The first issue of The British Worker, 5 May 1926. The paper was published by TUC for the duration of the strike and was printed on the presses of the Daily Herald.

However, the government was prepared and took control of the Organisation for the Maintenance of Supplies (OMS) which had been set up the previous year to provide volunteers in the event of a general strike. In London, and elsewhere, efforts were made to ensure essential public services continued with a food depot set up in Hyde Park for volunteers and transport workers. Among those working at the depot were Jeanne Malcolm and Edwina Mountbatten, later Countess Mountbatten of Burma (pictured below). At the same time, Edwina’s father, Wilfrid Ashely, then Minister for Transport, was busy arranging contingency plans for transport services.

The government also ran an aggressive propaganda campaign which included the publication of The British Gazette, a highly patriotic newspaper which ran articles condemning the actions of the strikers while at the same time playing on growing fears of communism. As a result, the strikers failed to win over the middle classes with many instead volunteering as strike-breakers.

Photograph of Jeanne Malcolm and Edwina Mountbatten, Hyde Park canteen organisers during the General Strike of 1926 [MS 62 Broadlands Archives MB1/K190B]

Photograph of Jeanne Malcolm and Edwina Mountbatten, Hyde Park canteen organisers during the General Strike of 1926 [MS 62 Broadlands Archives MB1/K190B]

In a letter written by Henrietta Joseph, dated 18 May 1926, she discussed her experience of the strike:

“The strike was the most extraordinary experience I have ever known. There was not the horror and the anxiety of the war; but there was greater strangeness. One woke into a foreign world, where things were not done for us, one had to do one’s own arranging and fixing. Everyone was a pioneer. Life became an adventure. There were no newspapers. Letters were few and came seldom. Centuries of civilisation were swept away. As in the war, we all fraternised with one another. As days followed strange day, the resources of civilisation began to be foreshadowed rather than actually to appear as we got to know how things began. Gradually these young lords and varsity men became increasingly efficient at their jobs. The railways began to lose some of their amateurishness. One or two papers began to come out – almost life-like – in some cases there were 4 pages. The Times actually published a list of births, marriages and deaths. There was a side issue of an extra strike in Marylebone. The scavengers were out. No collecting of refuse. Then four varsity cricketers ran a dust cart of their own.
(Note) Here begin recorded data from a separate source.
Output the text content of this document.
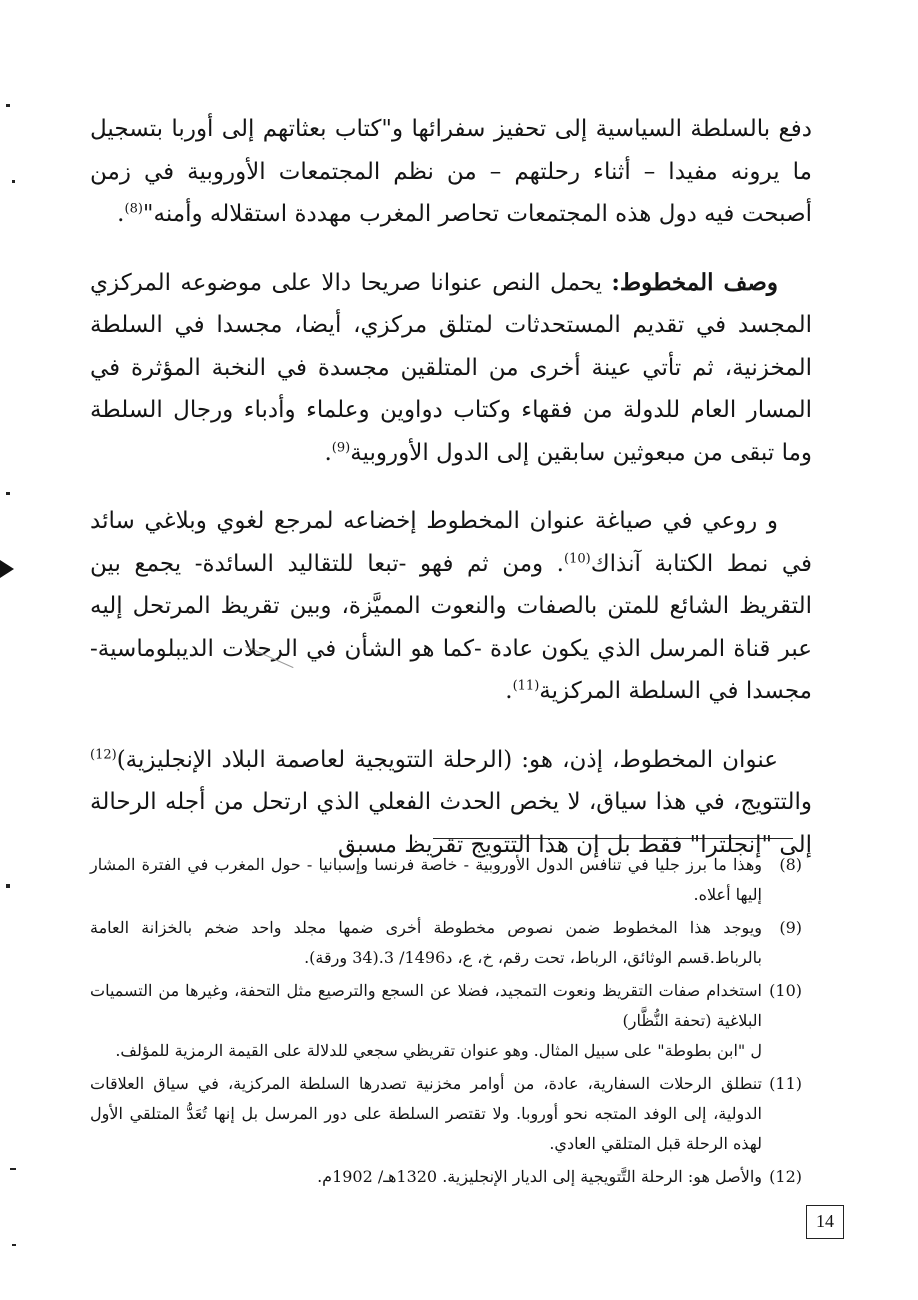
دفع بالسلطة السياسية إلى تحفيز سفرائها و"كتاب بعثاتهم إلى أوربا بتسجيل ما يرونه مفيدا – أثناء رحلتهم – من نظم المجتمعات الأوروبية في زمن أصبحت فيه دول هذه المجتمعات تحاصر المغرب مهددة استقلاله وأمنه"$^{(8)}$.

وصف المخطوط: يحمل النص عنوانا صريحا دالا على موضوعه المركزي المجسد في تقديم المستحدثات لمتلق مركزي، أيضا، مجسدا في السلطة المخزنية، ثم تأتي عينة أخرى من المتلقين مجسدة في النخبة المؤثرة في المسار العام للدولة من فقهاء وكتاب دواوين وعلماء وأدباء ورجال السلطة وما تبقى من مبعوثين سابقين إلى الدول الأوروبية$^{(9)}$.

و روعي في صياغة عنوان المخطوط إخضاعه لمرجع لغوي وبلاغي سائد في نمط الكتابة آنذاك$^{(10)}$. ومن ثم فهو -تبعا للتقاليد السائدة- يجمع بين التقريظ الشائع للمتن بالصفات والنعوت المميَّزة، وبين تقريظ المرتحل إليه عبر قناة المرسل الذي يكون عادة -كما هو الشأن في الرحلات الديبلوماسية- مجسدا في السلطة المركزية$^{(11)}$.

عنوان المخطوط، إذن، هو: (الرحلة التتويجية لعاصمة البلاد الإنجليزية)$^{(12)}$ والتتويج، في هذا سياق، لا يخص الحدث الفعلي الذي ارتحل من أجله الرحالة إلى "إنجلترا" فقط بل إن هذا التتويج تقريظ مسبق

(8)
وهذا ما برز جليا في تنافس الدول الأوروبية - خاصة فرنسا وإسبانيا - حول المغرب في الفترة المشار إليها أعلاه.
(9)
ويوجد هذا المخطوط ضمن نصوص مخطوطة أخرى ضمها مجلد واحد ضخم بالخزانة العامة بالرباط.قسم الوثائق، الرباط، تحت رقم، خ، ع، د1496/ 3.(34 ورقة).
(10)
استخدام صفات التقريظ ونعوت التمجيد، فضلا عن السجع والترصيع مثل التحفة، وغيرها من التسميات البلاغية (تحفة النُّظَّار)
ل "ابن بطوطة" على سبيل المثال. وهو عنوان تقريظي سجعي للدلالة على القيمة الرمزية للمؤلف.
(11)
تنطلق الرحلات السفارية، عادة، من أوامر مخزنية تصدرها السلطة المركزية، في سياق العلاقات الدولية، إلى الوفد المتجه نحو أوروبا. ولا تقتصر السلطة على دور المرسل بل إنها تُعَدُّ المتلقي الأول لهذه الرحلة قبل المتلقي العادي.
(12)
والأصل هو: الرحلة التَّتويجية إلى الديار الإنجليزية. 1320هـ/ 1902م.
14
On it was printed the legend ‘England collects the ashes’. Edwin was a special constable guarding our electric power station. (Amateurs ran the power stations.) We were all getting ‘into’ it. The world was starting again and doing its business in quite another way but doing it quite well. A millennium of sociability and brotherly love had begun. The universe was one big family party. Class distinctions were wiped out and then all of a sudden last Wednesday the general strike was called off. Gradually the world shook itself and came out of its dream. Now we are almost normal, it’s a matter of fact. We have passed through a great disaster, which politically and commercially we shall feel adversely for a long time, but it was a wonderful experience.”

MS 335 A2045/6/15

On 12 May 1926, after 9 days of action, the TUC announced their decision to call off the strike, having failed to significantly disrupt services. The miners eventually returned to work with their pay reduced and working hours extended. A year later, the government passed the Trade Disputes Act of 1927 making the type of sympathetic strike action that had created the General Strike illegal.